CHRYSLER SLASHES SPENDING ON PLYMOUTH IN 1ST QUARTER: DETROIT SEES MOVE AS SIGN BRAND IS BOUND FOR JUNKYARD
Chrysler Corp. made deep cuts in Plymouth brand ad spending during the first quarter, fueling speculation in Detroit's ad community that the entry-level line is headed for extinction.
But Chrysler denied Plymouth will be eliminated, citing new products for the brand coming in 1999.
Chrysler's Eagle brand, which drives into the sunset at the end of the 1998 model year, experienced similar sizable ad cuts before the car marketer confirmed its demise.
One executive close to the automaker said Chrysler executives debated earlier this year whether to pull the plug on Plymouth.
"There was great momentum inside [Chrysler] to kill Plymouth," the executive said.
Among the reasons: the brand isn't sold overseas and has no hot-selling truck to boost profit margins.
Chrysler shifted media dollars from Plymouth to focus on a trio of new-car launches for the Chrys-ler brand -- Concorde, LHS and 300M, said Carrie McElwee, public relations manager for Chrysler/Plymouth/Jeep Division.
"There is some Plymouth advertising, but not as much as Chrysler brand," she said. "It's part of our strategy to shift the focus on new products."
Chrysler has made similar ad shifts from older products for crucial launches before, she said.
SPENDING DOWN 43.5%
Plymouth got $28.5 million in measured media in the first quarter, down 43.5% from the same period a year ago, according to Competitive Media Reporting.
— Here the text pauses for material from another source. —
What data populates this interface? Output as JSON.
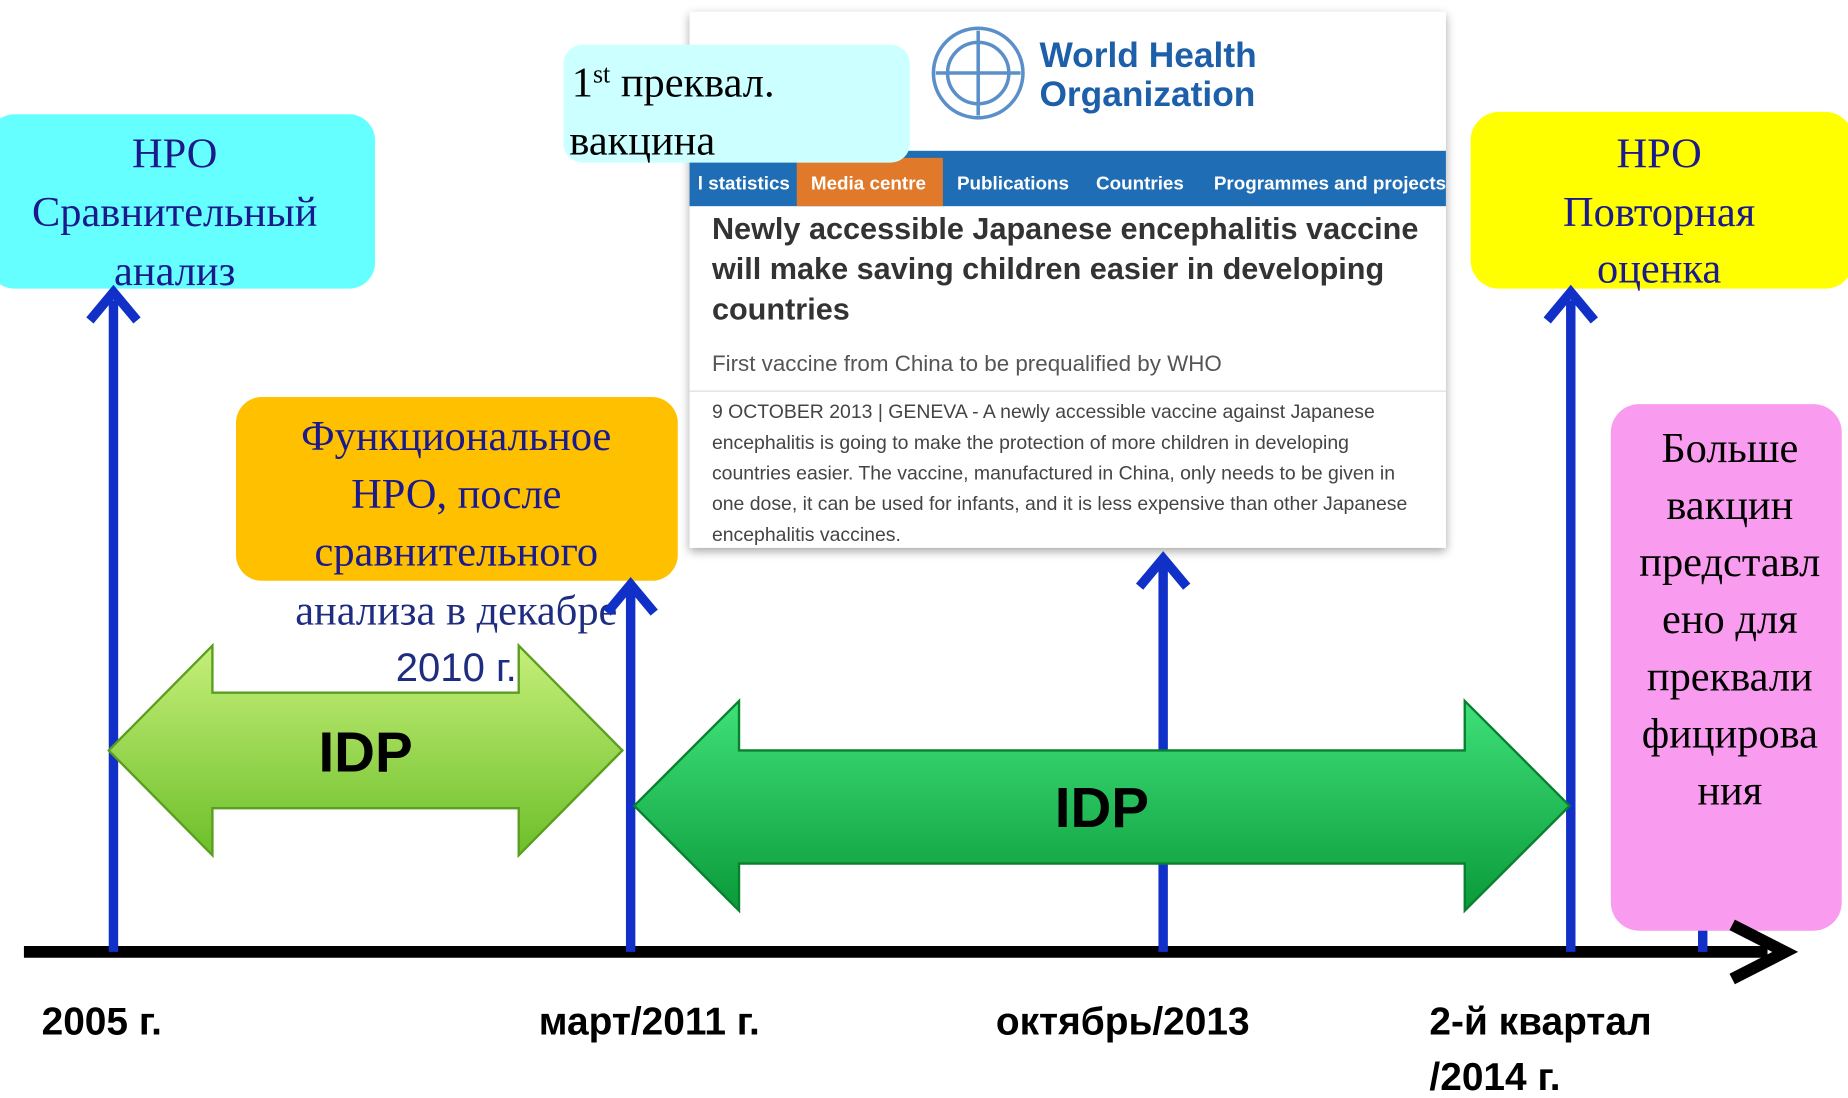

Nearly $20 million of that was spent on the Voyager minivan.
Plymouth's limited lineup also includes the Breeze and Neon, as well as the low-volume Prowler roadster. The Plymouth cars got a paltry $3.7 million in advertising for the first quarter, down from $20.7 million a year ago.
Voyager sales of 69,601 through May exceeded combined sales of the cars by 5,244 units, Automotive News reported.
Ms. McElwee said the sole Plymouth TV ad this year, a full-line product spot, wasn't done by the brand's national agency, Bozell Worldwide, Southfield, Mich., but by Chrysler's African-American agency, Don Coleman Advertising, also Southfield.
Spending on Chrysler-brand cars during 1998's first quarter rose to $64.8 million, up 38.2% from the first quarter of '97, CMR reported.
SPOTLIGHT ON JEEP
The spotlight will switch from Chrysler brand to Jeep this fall when the redesigned Grand Cherokee sport-utility vehicle debuts, Ms. McElwee said. Next year, the ad push will move to the redone Plymouth Neon, due in the first quarter, she added.
Plymouth sales peaked in 1973 at 748,699. In the first five months of 1998, Plymouth sold 133,958 vehicles, according to Automotive News.